To understand the underlying frame given by a repeated pairs of vertex jumps, if is worthwhile to set S = P = 1, then adjust the two jumps as well as n and see what happens. Note in this situation that, if n is even and one jump is 1 and the other is n/2 then a frame that looks like fractions of a pie result. In this instance, set P near but not at half of S and flower images result. All petals are visible when n is divisible by 4 but half are missing if n is divisible by 2 but not 4. (6 is the smallest n version with missing petals, the resulting 3 petals are oriented kind of like a radioactive materials sign. Since n = 6 you can think of a clock face with only even numbers showing. In this instance, the frame goes from 12 o’clock to 2 to 8 to 10 to 4 to 6 and back to 12 o’clock where the cycle is completed.) Such values of n may be written as n = 4k+2 where k is a whole number.

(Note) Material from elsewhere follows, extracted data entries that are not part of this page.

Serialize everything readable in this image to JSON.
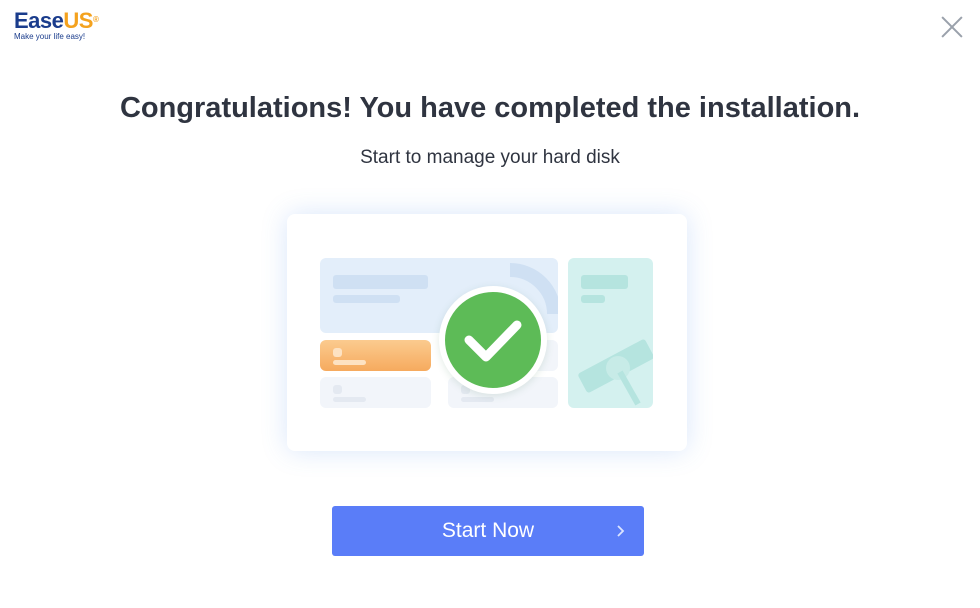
{
  "app": {
    "logo_main": "Ease",
    "logo_accent": "US",
    "logo_mark": "®",
    "logo_tagline": "Make your life easy!",
    "close_icon": "close-icon"
  },
  "main": {
    "title": "Congratulations! You have completed the installation.",
    "subtitle": "Start to manage your hard disk",
    "illustration_icon": "check-circle-icon"
  },
  "actions": {
    "start_label": "Start Now",
    "start_icon": "chevron-right-icon"
  },
  "colors": {
    "brand_primary": "#1a3c8c",
    "brand_accent": "#f4a21e",
    "button": "#5a7df8",
    "success": "#5dbb57",
    "text": "#2f3440"
  }
}
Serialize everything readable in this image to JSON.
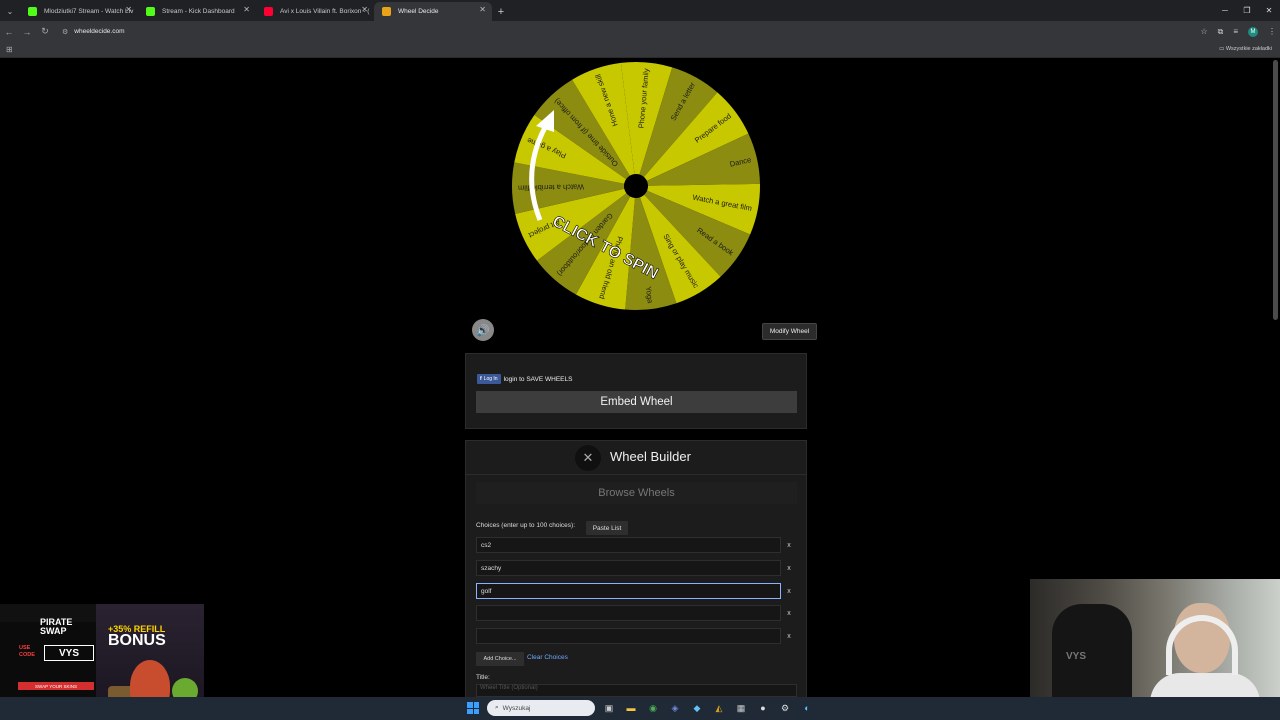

The second version focuses strictly on even-petaled flowers from 4 to 24 with Jump 2 = n/2. This version allows you to fill in the other petals when n = 4k+2 by counting the last half of jumps counterclockwise rather than clockwise via a click box. Many images beyond flowers are possible in this setting by varying the parameters under control via scroll arrows. All images from 4.2 can be obtained using 4.1 except the images where n = 4k+2 and the counterclockwise click box is checked.
The third version returns to clockwise counting of jumps by adjusting the first jump to 2 when n = 4k+2, otherwise the first jump is 1. The second jump is set to be the closest whole number to n/2. These provide the ability to have 3 to 25 petal flowers just by changing n as long as P is near but not half of S. This version allows you to override the scroll arrows controlling S and P by putting equations in place of those numbers. For example, by putting the equation =B1*L1-1 in place of P in cell C1 you obtain maximally sharp star burst if n is even (especially when n = 4k) but more complex images when n is odd. The reason these are maximally sharp is that there are 2nS subdivision points in this instance (there are nS subdivision points but each point is counted twice, once as part of the first jump and the second time as part of the second jump). If P = nS is put in cell C1, a single line results, but if P = nS-1 a 2nS image emerges (the same image as when P = nS+1).
There is no paper written at this point for these files.